The Trump administration has already tried to crack down specifically on imports of Chinese steel, which is significantly cheaper than domestically produced steel. The accountant noted that the construction industry may not experience the impacts of the outbreak and of steel tariffs for a few years, because projects that are already underway often order their supplies years in advance.
And panic may drive up prices, too. Some alarmed contractors are “chasing the market and trying to ensure they buy up materials before everyone else,” Natarelli noted. “The market is starting to get saturated; supply could be an issue.”
Julian Anderson, the president of construction cost surveying company Rider Levett Bucknall, also raised the issue of who will be legally responsible for cost overruns on construction projects across the country.
“Who’s bearing the cost brunt of this?” asked Anderson. “Is it an excusable delay? What did the contractor do to mitigate this? Did they make prior preparation for this? Do insurance policies kick in?”
There’s also the possibility that a major outbreak in the U.S. could mean workers simply don’t want to risk showing up on job sites.
“Initially it may be hard to get people to come back to construction sites, so [contractors] may have to pay a premium to get their people to come back to work,” said Anderson. He added that the government could shut down major construction projects or transportation infrastructure in parts of the U.S. if the outbreak becomes serious enough.
And of course, there are the longer-term financial impacts of a potentially widespread pandemic.
“If this virus continues to upset the financial markets and the economy as a whole, then it’s likely that it will drive a recession which will drive construction costs down, because there’s less work,” Anderson explained. “If the virus outbreak is bad, contractors should be very focused on keeping their cash flow coming through this.”

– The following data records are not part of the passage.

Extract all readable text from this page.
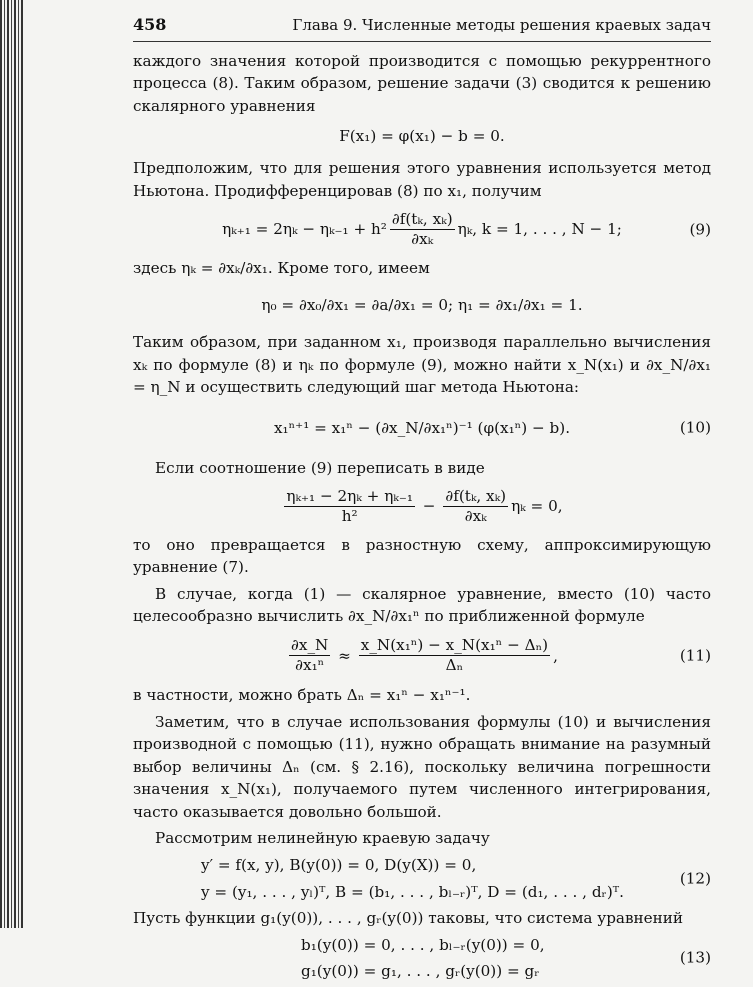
458	Глава 9. Численные методы решения краевых задач

каждого значения которой производится с помощью рекуррентного процесса (8). Таким образом, решение задачи (3) сводится к решению скалярного уравнения

F(x₁) = φ(x₁) − b = 0.

Предположим, что для решения этого уравнения используется метод Ньютона. Продифференцировав (8) по x₁, получим

$\eta_{k+1} = 2\eta_k - \eta_{k-1} + h^2 \frac{\text{∂f(tₖ, xₖ)}}{\text{∂xₖ}} \eta_k$, k = 1, . . . , N − 1;	(9)

здесь ηₖ = ∂xₖ/∂x₁. Кроме того, имеем

η₀ = ∂x₀/∂x₁ = ∂a/∂x₁ = 0; η₁ = ∂x₁/∂x₁ = 1.

Таким образом, при заданном x₁, производя параллельно вычисления xₖ по формуле (8) и ηₖ по формуле (9), можно найти x_N(x₁) и ∂x_N/∂x₁ = η_N и осуществить следующий шаг метода Ньютона:

x₁ⁿ⁺¹ = x₁ⁿ − (∂x_N/∂x₁ⁿ)⁻¹ (φ(x₁ⁿ) − b).	(10)

Если соотношение (9) переписать в виде

$\frac{\text{ηₖ₊₁ − 2ηₖ + ηₖ₋₁}}{\text{h²}} - \frac{\text{∂f(tₖ, xₖ)}}{\text{∂xₖ}}$ ηₖ = 0,

то оно превращается в разностную схему, аппроксимирующую уравнение (7).

В случае, когда (1) — скалярное уравнение, вместо (10) часто целесообразно вычислить ∂x_N/∂x₁ⁿ по приближенной формуле

$\frac{\partial x\_N}{\text{∂x₁ⁿ}} \approx \frac{\text{x\_N(x₁ⁿ) − x\_N(x₁ⁿ − Δₙ)}}{\text{Δₙ}}$ ,	(11)

в частности, можно брать Δₙ = x₁ⁿ − x₁ⁿ⁻¹.

Заметим, что в случае использования формулы (10) и вычисления производной с помощью (11), нужно обращать внимание на разумный выбор величины Δₙ (см. § 2.16), поскольку величина погрешности значения x_N(x₁), получаемого путем численного интегрирования, часто оказывается довольно большой.

Рассмотрим нелинейную краевую задачу

y′ = f(x, y), B(y(0)) = 0, D(y(X)) = 0,
y = (y₁, . . . , yₗ)ᵀ, B = (b₁, . . . , bₗ₋ᵣ)ᵀ, D = (d₁, . . . , dᵣ)ᵀ.
(12)

Пусть функции g₁(y(0)), . . . , gᵣ(y(0)) таковы, что система уравнений

b₁(y(0)) = 0, . . . , bₗ₋ᵣ(y(0)) = 0,
g₁(y(0)) = g₁, . . . , gᵣ(y(0)) = gᵣ
(13)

Chris Smith, a senior director in CBRE (CBRE)’s construction cost consultancy and a member of the Royal Institution of Chartered Surveyors, struck a calmer note about what the industry is seeing at the moment.
“We’re not really experiencing a major negative impact from coronavirus yet,” said Smith. “Most of the raw materials and the products we use in construction are in stock and already in shipment from China. The impact will be over the next few months.”
CBRE and its clients are creating contingency plans to order products from other domestic and foreign sources if their supply chain from China dries up or slows down dramatically. But he cautioned that “it’s too soon to know if [the outbreak] will hang around long enough to have a significant issue on the supply chain.”